#Country Music #R&B #history
"The R&B Singer Who Recorded the Greatest Country Album You’ve Never Heard
The First Lady of Black country is from Houston, but her name isn’t Beyoncé. It’s Esther Phillips.
Little Esther, who was just over five feet tall, was pretty tough herself, showing up in Nashville to sing country songs in a way that no one who appeared at the Grand Ole Opry would ever have attempted. Black musicians had been singing hillbilly music for decades, and they had even played on some of the first country records, made in the twenties and thirties. But by the early sixties, Music City was lily-white. Things have changed somewhat today; there are a fair number of Black country singers, such as Mickey Guyton and Kane Brown. But progress hasn’t been easy. Just look at the backlash against Beyoncé’s Cowboy Carter.
Phillips entered this fray before any of those modern pioneers was born.

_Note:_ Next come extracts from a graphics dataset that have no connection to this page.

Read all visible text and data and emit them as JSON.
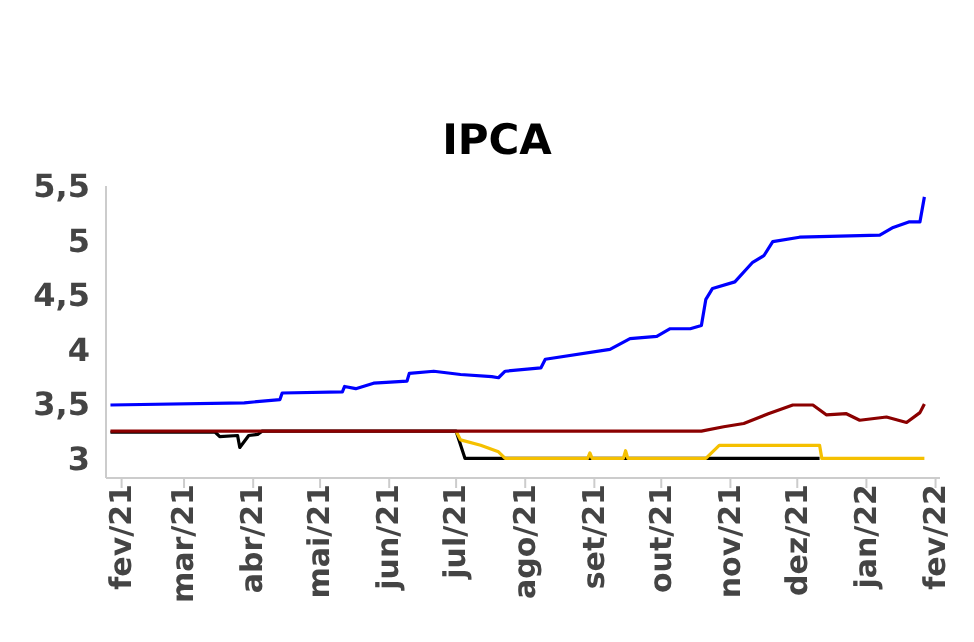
{
  "chart_data": {
    "type": "line",
    "title": "IPCA",
    "xlim": [
      "2021-01-25",
      "2022-02-03"
    ],
    "xticks": [
      {
        "value": "2021-02-01",
        "label": "fev/21"
      },
      {
        "value": "2021-03-01",
        "label": "mar/21"
      },
      {
        "value": "2021-04-01",
        "label": "abr/21"
      },
      {
        "value": "2021-05-01",
        "label": "mai/21"
      },
      {
        "value": "2021-06-01",
        "label": "jun/21"
      },
      {
        "value": "2021-07-01",
        "label": "jul/21"
      },
      {
        "value": "2021-08-01",
        "label": "ago/21"
      },
      {
        "value": "2021-09-01",
        "label": "set/21"
      },
      {
        "value": "2021-10-01",
        "label": "out/21"
      },
      {
        "value": "2021-11-01",
        "label": "nov/21"
      },
      {
        "value": "2021-12-01",
        "label": "dez/21"
      },
      {
        "value": "2022-01-01",
        "label": "jan/22"
      },
      {
        "value": "2022-02-01",
        "label": "fev/22"
      }
    ],
    "ylim": [
      2.82,
      5.5
    ],
    "yticks": [
      3,
      {
        "value": 3.5,
        "label": "3,5"
      },
      4,
      {
        "value": 4.5,
        "label": "4,5"
      },
      5,
      {
        "value": 5.5,
        "label": "5,5"
      }
    ],
    "grid": false,
    "legend": false,
    "marker": "none",
    "line_style": "solid",
    "series": [
      {
        "color": "#000000",
        "x": [
          "2021-01-27",
          "2021-03-15",
          "2021-03-17",
          "2021-03-25",
          "2021-03-26",
          "2021-03-30",
          "2021-04-03",
          "2021-04-05",
          "2021-07-01",
          "2021-07-05",
          "2021-12-11"
        ],
        "values": [
          3.24,
          3.24,
          3.2,
          3.21,
          3.1,
          3.21,
          3.22,
          3.25,
          3.25,
          3.0,
          3.0
        ]
      },
      {
        "color": "#f5c000",
        "x": [
          "2021-07-01",
          "2021-07-03",
          "2021-07-12",
          "2021-07-20",
          "2021-07-23",
          "2021-08-29",
          "2021-08-30",
          "2021-08-31",
          "2021-09-14",
          "2021-09-15",
          "2021-09-16",
          "2021-10-21",
          "2021-10-27",
          "2021-12-11",
          "2021-12-12",
          "2022-01-27"
        ],
        "values": [
          3.25,
          3.17,
          3.12,
          3.06,
          3.0,
          3.0,
          3.05,
          3.0,
          3.0,
          3.07,
          3.0,
          3.0,
          3.12,
          3.12,
          3.0,
          3.0
        ]
      },
      {
        "color": "#8b0000",
        "x": [
          "2021-01-27",
          "2021-10-19",
          "2021-10-29",
          "2021-11-07",
          "2021-11-18",
          "2021-11-29",
          "2021-12-08",
          "2021-12-14",
          "2021-12-23",
          "2021-12-29",
          "2022-01-10",
          "2022-01-19",
          "2022-01-25",
          "2022-01-27"
        ],
        "values": [
          3.25,
          3.25,
          3.29,
          3.32,
          3.41,
          3.49,
          3.49,
          3.4,
          3.41,
          3.35,
          3.38,
          3.33,
          3.42,
          3.5
        ]
      },
      {
        "color": "#0000ff",
        "x": [
          "2021-01-27",
          "2021-03-28",
          "2021-04-13",
          "2021-04-14",
          "2021-05-11",
          "2021-05-12",
          "2021-05-17",
          "2021-05-25",
          "2021-06-09",
          "2021-06-10",
          "2021-06-21",
          "2021-07-03",
          "2021-07-17",
          "2021-07-20",
          "2021-07-23",
          "2021-08-08",
          "2021-08-10",
          "2021-09-08",
          "2021-09-17",
          "2021-09-29",
          "2021-10-05",
          "2021-10-14",
          "2021-10-19",
          "2021-10-21",
          "2021-10-24",
          "2021-11-03",
          "2021-11-11",
          "2021-11-16",
          "2021-11-20",
          "2021-12-02",
          "2022-01-07",
          "2022-01-13",
          "2022-01-20",
          "2022-01-25",
          "2022-01-27"
        ],
        "values": [
          3.49,
          3.51,
          3.54,
          3.6,
          3.61,
          3.66,
          3.64,
          3.69,
          3.71,
          3.78,
          3.8,
          3.77,
          3.75,
          3.74,
          3.8,
          3.83,
          3.91,
          4.0,
          4.1,
          4.12,
          4.19,
          4.19,
          4.22,
          4.46,
          4.56,
          4.62,
          4.8,
          4.86,
          4.99,
          5.03,
          5.05,
          5.12,
          5.17,
          5.17,
          5.4
        ]
      }
    ]
  }
}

And the album that resulted from her Nashville sessions—eventually titled The Country Side of Esther Phillips—is an ignored classic, a collection of country covers that sounds as soulful and sad today as it did six decades ago.
Until recently, I’d never heard of it. I’ve listened to Phillips’s music for years—her early blues and R&B, her covers of pop hits, her sophisticated jazz, her mid-seventies disco—and loved her deep, powerful voice. Yet somehow this album, which belongs in the sixties pantheon alongside the likes of Johnny Cash’s At Folsom Prison and Tammy Wynette’s Stand By Your Man, escaped my attention, and that of nearly every other music fan I’ve asked about it.

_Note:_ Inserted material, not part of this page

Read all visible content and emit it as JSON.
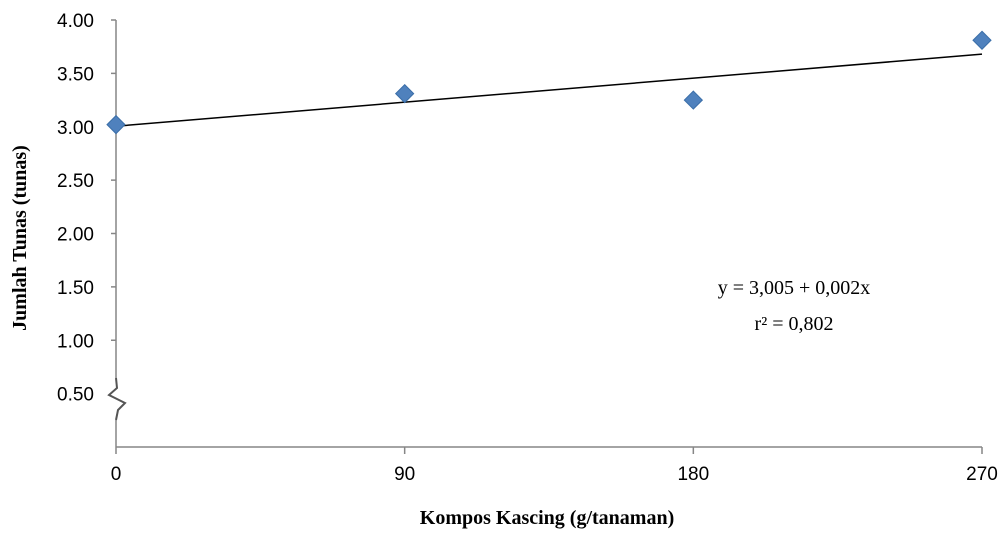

Phillips’s voice had a worn rasp to it, a timbre that made her sound brash and vulnerable at the same time. But I didn’t fully appreciate it until I stumbled onto The Country Side—the first album she ever made. The songs were mostly about broken hearts, a subject Phillips knew plenty about. Though only 26, she was a pro at disappointment and disillusionment. Hearing her sing these songs of pain makes them come alive in ways I’d never sensed before.
Phillips, who would have turned ninety this month, went on to be one of the most overlooked singers of all time. Part of that was bad luck—as well as a habit of making her own bad luck. But part of it, I feel sure, was that in 1962, Nashville wasn’t ready—it perhaps still isn’t ready—for a Black woman bringing a Black sensibility to country music."